Bugün “sol”da üç yanlış yapı var. Dolayısıyla da üç başarısız model.

Ama bu şanssızlığın yanında bir de büyük “şans” var. Milyonlarca kişiyi Uğur Mumcu’nun arkasında ayakları ya da düşünceleriyle yürümeye iten etken neydi?

Kimdi Uğur Mumcu?

Ödünsüz, yürekli, bilinçli bir Kemalist!

Alın elinize o bayrağı, inançla dalgalandırın! Solun bölünmüşlüğü de, güçsüzlüğü de sona erecektir!..

★★★

Yarın 9 Eylül. CHP Atatürk’ün attığı temeli kutlamaya hazırlanıyor.

Üç gün sonra da SHP yeni genel başkanını seçecek.

Bir yıl önce bazı “ikinci cumhuriyetçi”lerle yola çıkan Deniz Baykal, siyasal deneyimi ile yanlışlığı görmekte gecikmedi. Büyük bir viraj aldıç Kemalizme sahip çıktıkça taban kazanmaya başladı.

SHP de ise “çarpık yapılanma” adayları da etkiledi.
Yapı düzelebildiği ölçüde, ideolojik yanlışlar da düzelecek..
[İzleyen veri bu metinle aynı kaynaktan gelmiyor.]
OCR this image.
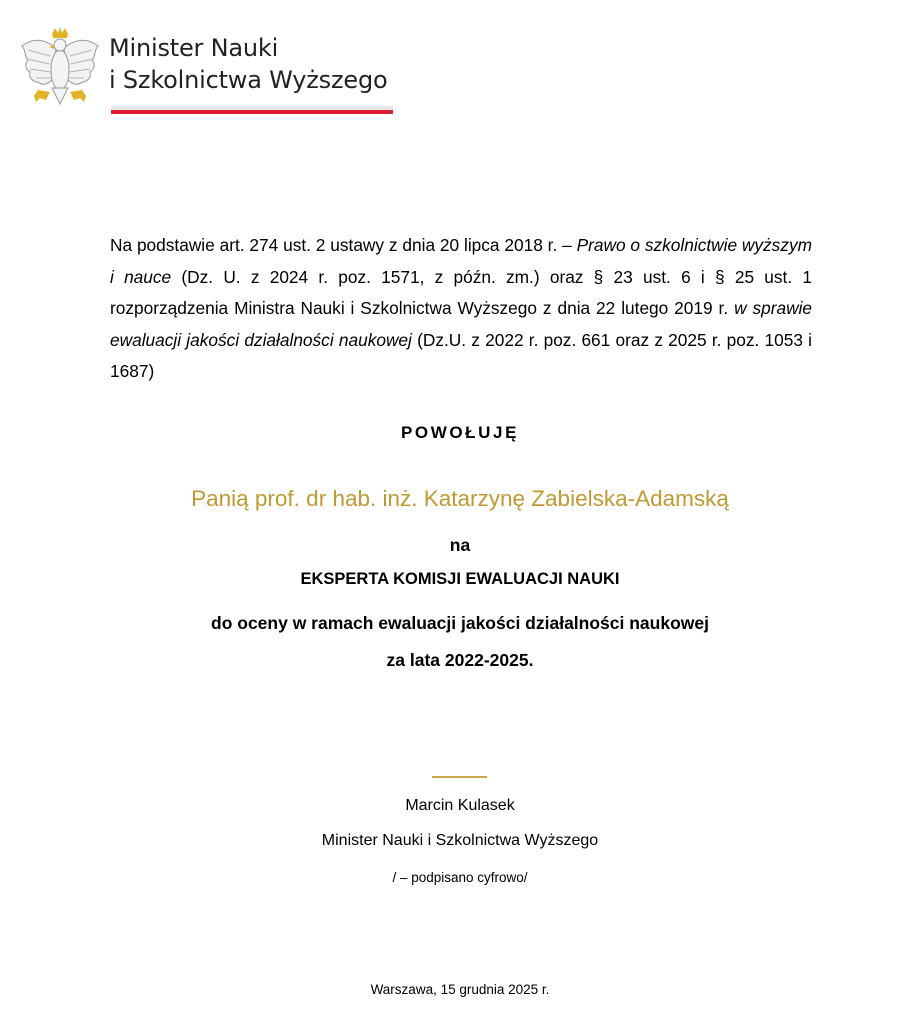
Minister Nauki
i Szkolnictwa Wyższego

Na podstawie art. 274 ust. 2 ustawy z dnia 20 lipca 2018 r. – Prawo o szkolnictwie wyższym i nauce (Dz. U. z 2024 r. poz. 1571, z późn. zm.) oraz § 23 ust. 6 i § 25 ust. 1 rozporządzenia Ministra Nauki i Szkolnictwa Wyższego z dnia 22 lutego 2019 r. w sprawie ewaluacji jakości działalności naukowej (Dz.U. z 2022 r. poz. 661 oraz z 2025 r. poz. 1053 i 1687)

POWOŁUJĘ
Panią prof. dr hab. inż. Katarzynę Zabielska-Adamską
na
EKSPERTA KOMISJI EWALUACJI NAUKI
do oceny w ramach ewaluacji jakości działalności naukowej
za lata 2022-2025.
Marcin Kulasek
Minister Nauki i Szkolnictwa Wyższego
/ – podpisano cyfrowo/
Warszawa, 15 grudnia 2025 r.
Türkiye’de Kemalizmden soyutlanan bir sol partinin başarı şansı yoktur!

Kemalizmden soyutlanan sol, geçmişte -kaçınılmaz olarak- kitlelerden de soyutlandı. Yalnızlık umutsuzluğu, umutsuzluk şiddeti getirdi.

Bugün artık “sol sapma” olanağı da kalmadı. Kemalizmden soyutlanan sol (!) için artık tek seçenek “sağ sapma”dır. “Yeni sağ”dır.

Yani “ikinci cumhuriyetçilik”tir… Özalcılıktır…

Kitleler ayrıntıları ayıramaz.

Kemalizmi çekip alırsanız “sol particiklerin” ANAP ve DYP den farkı “Osmanlı Bankası” farkı olur..

O zaman da yeni bir parti kurulur, bayrağı alır ve diğerlerini -tüm günahları ile- “tarih”e gömer!.